Moskau – Aus russischer Sicht begann das Jahr 2026 mit einem Nackenschlag. Die US-Militäroperation in Venezuela samt der Festnahme von Präsident Nicolás Maduro dürfte Moskaus Einfluss in Lateinamerika erheblich einschränken. Kirill Dmitrijew scheint das jüngste Treiben von US-Präsident Donald Trump mit den Drohungen in Richtung Grönland dennoch zu genießen.

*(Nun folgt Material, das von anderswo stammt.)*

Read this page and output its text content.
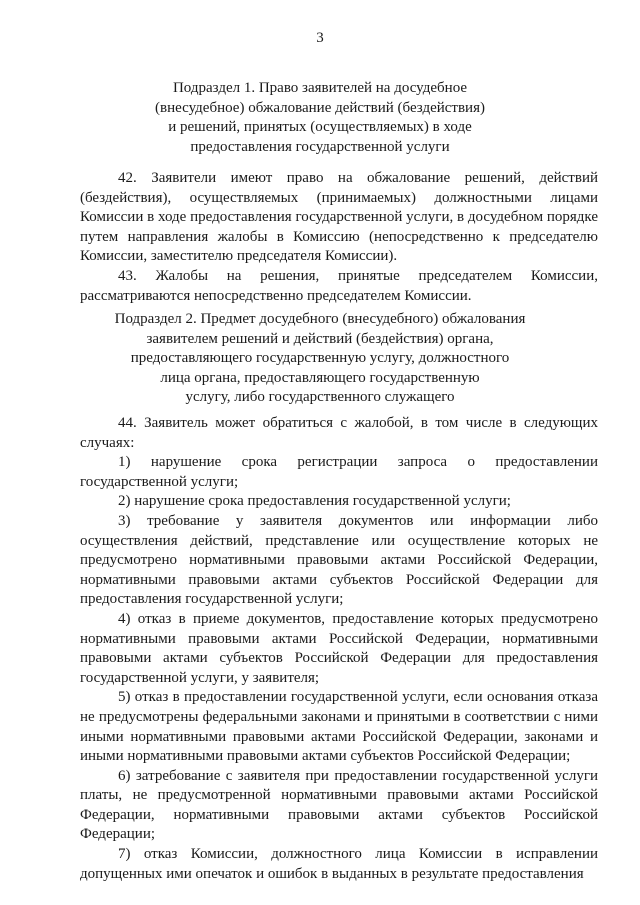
3
Подраздел 1. Право заявителей на досудебное
(внесудебное) обжалование действий (бездействия)
и решений, принятых (осуществляемых) в ходе
предоставления государственной услуги

42. Заявители имеют право на обжалование решений, действий (бездействия), осуществляемых (принимаемых) должностными лицами Комиссии в ходе предоставления государственной услуги, в досудебном порядке путем направления жалобы в Комиссию (непосредственно к председателю Комиссии, заместителю председателя Комиссии).

43. Жалобы на решения, принятые председателем Комиссии, рассматриваются непосредственно председателем Комиссии.

Подраздел 2. Предмет досудебного (внесудебного) обжалования
заявителем решений и действий (бездействия) органа,
предоставляющего государственную услугу, должностного
лица органа, предоставляющего государственную
услугу, либо государственного служащего

44. Заявитель может обратиться с жалобой, в том числе в следующих случаях:

1) нарушение срока регистрации запроса о предоставлении государственной услуги;

2) нарушение срока предоставления государственной услуги;

3) требование у заявителя документов или информации либо осуществления действий, представление или осуществление которых не предусмотрено нормативными правовыми актами Российской Федерации, нормативными правовыми актами субъектов Российской Федерации для предоставления государственной услуги;

4) отказ в приеме документов, предоставление которых предусмотрено нормативными правовыми актами Российской Федерации, нормативными правовыми актами субъектов Российской Федерации для предоставления государственной услуги, у заявителя;

5) отказ в предоставлении государственной услуги, если основания отказа не предусмотрены федеральными законами и принятыми в соответствии с ними иными нормативными правовыми актами Российской Федерации, законами и иными нормативными правовыми актами субъектов Российской Федерации;

6) затребование с заявителя при предоставлении государственной услуги платы, не предусмотренной нормативными правовыми актами Российской Федерации, нормативными правовыми актами субъектов Российской Федерации;

7) отказ Комиссии, должностного лица Комиссии в исправлении допущенных ими опечаток и ошибок в выданных в результате предоставления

Weil er sich davon auch eine Schwächung Europas verspricht.
So würde ihm die Welt wohl gefallen: Kirill Dmitrijew hat als Berater von Wladimir Putin Freude an Donald Trumps Anspruch auf Grönland. © IMAGO / Anadolu Agency
, Pulse of Europe
Der 50-Jährige ist offiziell Sondergesandter von Kreml-Chef Wladimir Putin und zuständig für Investitionen und wirtschaftliche Zusammenarbeit. In seiner Rolle nahm er auch eine wichtige Position bei den russisch-amerikanischen Gesprächen zur Beendigung des Ukraine-Kriegs ein, die trotz der Intensivierung durch Washington noch keinerlei Früchte trugen.
Putin-Gesandter über Trumps Pläne: „Neugestaltung von Einflussgebieten“
Nun schaut er also umso mehr nach Übersee und kommentiert die jüngsten Entwicklungen ganz im Sinne von Moskaus Machthaber. Beispielsweise den X-Post einer Weltkarte, die die Aufteilung der Regionen zwischen Trump, Putin und Chinas Präsident Xi Jinping suggeriert. Demnach herrscht Washington über ganz Amerika inklusive Grönland, Moskau hat die Macht über Europa und Nordafrika, Peking gehört der beträchtliche Rest: fast ganz Asien südlich von Russland, ein großer Teil Afrikas und Ozeanien.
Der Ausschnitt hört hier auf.